«Dobbiamo evitare che l’Italia reclami trattamenti speciali che se concessi a tutti porterebbero alla fine dell’euro». Con queste parole Jean-Claude Juncker apre la crisi tra governo italiano e il resto dell’Unione europea. Dunque è questa la posta in palio, il rischio che la manovra in deficit dei gialloverdi comporta per tutto il continente. «L’esecutivo di Roma — ha aggiunto il presidente della Commissione Ue — si sta allontanando dalle regole di bilancio che abbiamo concordato tutti insieme, non vorrei che dopo avere affrontato la crisi greca dovessimotrovarci ad affrontare una crisi italiana». Parole che arrivano al termine di una giornata già dura per l’esecutivo, con Giovanni Tria messo sotto processo dai 18 colleghi della zona euro che nel Lussemburgo gli chiedono di cambiare la manovra. Intanto la Borsa che non rimbalza dopo i crolli di venerdì scorso e, anzi, chiude con una flessione dello 0,49% mentre lo spread si arrampica fino a 282 punti base quando si sparge la notizia che il ministro lascerà il Granducato in serata, al termine dell’Eurogruppo, per tornare di fretta e furia a Roma dove il Def è ancora per aria. Oggi Tria non sarà all’Ecofin, la riunione dei 28 ministri europei.
È metà giornata quando Tria viene ripreso dalle telecamere del palazzo dei vertici Ue nel Granducato che sorride imbarazzato, impacciato abbassa lo sguardo e fa spallucce mentre stringe la mano a Pierre Moscovici, quasi a giustificarsi di essersi piegato alla voglia di spesa pubblica di Salvini e Di Maio. Quindi gesticola, mima il Pil che sale come a dire che magicamente risolverà ogni problema. Non basta a giustificare quel 2,4% di deficit inserito nel Def mentre appena un mese fa a Vienna aveva preso l’impegno a fermarlo all’1,6%. Viene subito attaccato dal francese Le Maire e dall’olandese Hoekstra. Persino il presidente dell’Eurogruppo, il morbidissimo portoghese Mario Centeno, chiede spiegazioni a Tria di quel peggioramento del deficit strutturale di almeno 14 miliardi all’anno fino al 2021.

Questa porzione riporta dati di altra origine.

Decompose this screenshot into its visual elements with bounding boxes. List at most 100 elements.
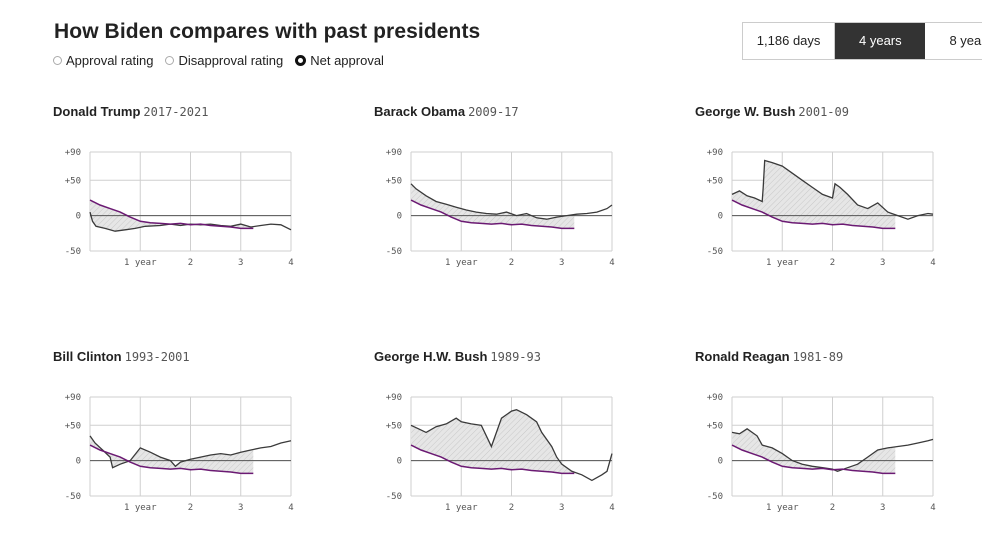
biden-series-line xyxy=(89,444,254,475)
difference-area xyxy=(90,435,254,474)
y-tick-label: +90 xyxy=(65,393,81,403)
chart-panel-gw-bush: George W. Bush 2001-09 +90 +50 0 -50 1 year 2 3… xyxy=(695,104,955,279)
range-button-days[interactable]: 1,186 days xyxy=(743,23,836,59)
y-tick-label: +90 xyxy=(707,393,723,403)
x-tick-label: 4 xyxy=(288,258,293,268)
x-tick-label: 3 xyxy=(880,258,885,268)
y-tick-label: -50 xyxy=(386,247,402,257)
president-name: George H.W. Bush xyxy=(374,349,488,364)
x-tick-label: 3 xyxy=(880,503,885,513)
y-tick-label: -50 xyxy=(707,492,723,502)
radio-approval-indicator xyxy=(53,56,62,65)
difference-area xyxy=(411,409,575,474)
range-button-4-years[interactable]: 4 years xyxy=(835,23,926,59)
time-range-selector: 1,186 days 4 years 8 yea xyxy=(742,22,982,60)
president-series-line xyxy=(731,159,934,220)
chart-obama: +90 +50 0 -50 1 year 2 3 4 xyxy=(386,148,615,268)
president-series-line xyxy=(410,409,613,482)
y-tick-label: -50 xyxy=(65,492,81,502)
panel-title: Barack Obama 2009-17 xyxy=(374,104,519,119)
radio-net-approval[interactable]: Net approval xyxy=(295,53,384,68)
president-years: 1989-93 xyxy=(490,350,541,364)
x-tick-label: 1 year xyxy=(445,503,478,513)
y-tick-label: 0 xyxy=(718,457,723,467)
president-name: Donald Trump xyxy=(53,104,141,119)
chart-panel-obama: Barack Obama 2009-17 +90 +50 0 -50 1 year 2 3 4 xyxy=(374,104,634,279)
radio-net-approval-label: Net approval xyxy=(310,53,384,68)
x-tick-label: 4 xyxy=(609,258,614,268)
president-name: George W. Bush xyxy=(695,104,796,119)
panel-title: Bill Clinton 1993-2001 xyxy=(53,349,190,364)
chart-panel-hw-bush: George H.W. Bush 1989-93 +90 +50 0 -50 1 year… xyxy=(374,349,634,524)
chart-gw-bush: +90 +50 0 -50 1 year 2 3 4 xyxy=(707,148,936,268)
x-tick-label: 1 year xyxy=(124,258,157,268)
president-years: 1981-89 xyxy=(792,350,844,364)
x-tick-label: 2 xyxy=(188,258,193,268)
metric-selector: Approval rating Disapproval rating Net a… xyxy=(53,53,396,68)
y-tick-label: +50 xyxy=(707,421,723,431)
y-tick-label: +50 xyxy=(65,421,81,431)
page-title: How Biden compares with past presidents xyxy=(54,20,481,43)
president-name: Barack Obama xyxy=(374,104,466,119)
y-tick-label: -50 xyxy=(386,492,402,502)
biden-series-line xyxy=(410,444,575,475)
chart-clinton: +90 +50 0 -50 1 year 2 3 4 xyxy=(65,393,294,513)
y-tick-label: -50 xyxy=(707,247,723,257)
president-years: 2001-09 xyxy=(798,105,849,119)
panel-title: Ronald Reagan 1981-89 xyxy=(695,349,843,364)
difference-area xyxy=(411,183,575,229)
y-tick-label: 0 xyxy=(76,457,81,467)
chart-panel-reagan: Ronald Reagan 1981-89 +90 +50 0 -50 1 year 2 3 4 xyxy=(695,349,955,524)
president-series-line xyxy=(410,183,613,220)
president-years: 2009-17 xyxy=(468,105,519,119)
president-years: 1993-2001 xyxy=(124,350,190,364)
x-tick-label: 3 xyxy=(559,258,564,268)
x-tick-label: 3 xyxy=(559,503,564,513)
chart-trump: +90 +50 0 -50 1 year 2 3 4 xyxy=(65,148,294,268)
x-tick-label: 2 xyxy=(830,503,835,513)
y-tick-label: +50 xyxy=(386,176,402,186)
x-tick-label: 4 xyxy=(930,258,935,268)
x-tick-label: 2 xyxy=(188,503,193,513)
chart-panel-trump: Donald Trump 2017-2021 +90 +50 0 -50 1 year 2 3… xyxy=(53,104,313,279)
president-name: Bill Clinton xyxy=(53,349,122,364)
chart-panel-clinton: Bill Clinton 1993-2001 +90 +50 0 -50 1 year 2 3… xyxy=(53,349,313,524)
panel-title: Donald Trump 2017-2021 xyxy=(53,104,208,119)
panel-title: George H.W. Bush 1989-93 xyxy=(374,349,541,364)
chart-hw-bush: +90 +50 0 -50 1 year 2 3 4 xyxy=(386,393,615,513)
panel-title: George W. Bush 2001-09 xyxy=(695,104,849,119)
chart-reagan: +90 +50 0 -50 1 year 2 3 4 xyxy=(707,393,936,513)
y-tick-label: 0 xyxy=(397,457,402,467)
difference-area xyxy=(732,160,896,229)
y-tick-label: +90 xyxy=(386,148,402,158)
y-tick-label: -50 xyxy=(65,247,81,257)
x-tick-label: 1 year xyxy=(124,503,157,513)
x-tick-label: 2 xyxy=(830,258,835,268)
radio-approval-label: Approval rating xyxy=(66,53,154,68)
radio-disapproval-indicator xyxy=(165,56,175,65)
president-name: Ronald Reagan xyxy=(695,349,790,364)
y-tick-label: 0 xyxy=(76,212,81,222)
president-years: 2017-2021 xyxy=(143,105,209,119)
y-tick-label: +50 xyxy=(386,421,402,431)
biden-series-line xyxy=(410,199,575,230)
radio-disapproval[interactable]: Disapproval rating xyxy=(165,53,283,68)
biden-series-line xyxy=(731,444,896,475)
x-tick-label: 2 xyxy=(509,258,514,268)
radio-net-approval-indicator xyxy=(295,55,307,66)
x-tick-label: 1 year xyxy=(766,258,799,268)
y-tick-label: 0 xyxy=(718,212,723,222)
biden-series-line xyxy=(89,199,254,230)
x-tick-label: 4 xyxy=(930,503,935,513)
y-tick-label: +90 xyxy=(707,148,723,158)
y-tick-label: 0 xyxy=(397,212,402,222)
y-tick-label: +90 xyxy=(65,148,81,158)
radio-disapproval-label: Disapproval rating xyxy=(178,53,284,68)
range-button-8-years[interactable]: 8 yea xyxy=(949,33,982,48)
x-tick-label: 2 xyxy=(509,503,514,513)
president-series-line xyxy=(89,435,292,469)
x-tick-label: 3 xyxy=(238,503,243,513)
x-tick-label: 1 year xyxy=(445,258,478,268)
y-tick-label: +50 xyxy=(65,176,81,186)
radio-approval[interactable]: Approval rating xyxy=(53,53,153,68)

Così il vicepresidente della Commissione europea, Valdis Dombrovskis parte subito alla carica: «A prima vista i numeri del bilancio italiano non sembrano compatibili con le regole del Patto». In gergo europeo significa bocciatura della manovra, che sarà notificata a Bruxelles il 15 ottobre, e procedura su deficit e debito che commissarierà l’Italia per anni. Nel chiuso dell’Eurogruppo e poi nelle bilaterali con Dombrovskis e Moscovi, all’unisono a Tria arriva la stessa richiesta: per evitare le bocciature Ue e placare i mercati, entro il 15 ottobre il ministro deve provare a cambiare i numeri, a tornare indietro sul deficit. Richiesta che lo stesso commissario francese porterà in chiaro in conferenza stampa: «La posizione della Commissione è di convincere le autorità italiane di ritornare verso l’obiettivo di medio termine». Ovvero a quel 1,6% di deficit concesso da Bruxelles a inizio settembre forzando al massimo le regole con uno sconto di 9 miliardi. Tria nel chiuso del vertice però difende la manovra, ripete che l’Europa deve stare «tranquilla» perché le misure gialloverdi «faranno salire la crescita e scendere il debito». Però incalzato dai giornalisti ammette: se la ricetta non funzionerà «cambieremo la manovra». Già, in futuro, non subito. Quando i danni potrebbero già essere irreparabili.
Intanto lo spread sale, Di Maio accusa Moscovici di avere fatto «terrorismo » con le sue dichiarazioni. Salvini aggiunge che «nessuno si beve le minacce di Juncker». Il francese replica duro: i mercati reagiscono alla manovra, non a chi cerca di migliorarla. Il caso Italia oggi sarà esaminato anche dal collegio dei commissari Ue presieduto da Juncker, che però ha già detto come la pensa. Scappando dall’Eurogruppo Tria gli risponde: «Non ci sarà nessuna fine dell’euro». Quindi corre verso l’aeroporto per rientrare precipitosamente a Roma.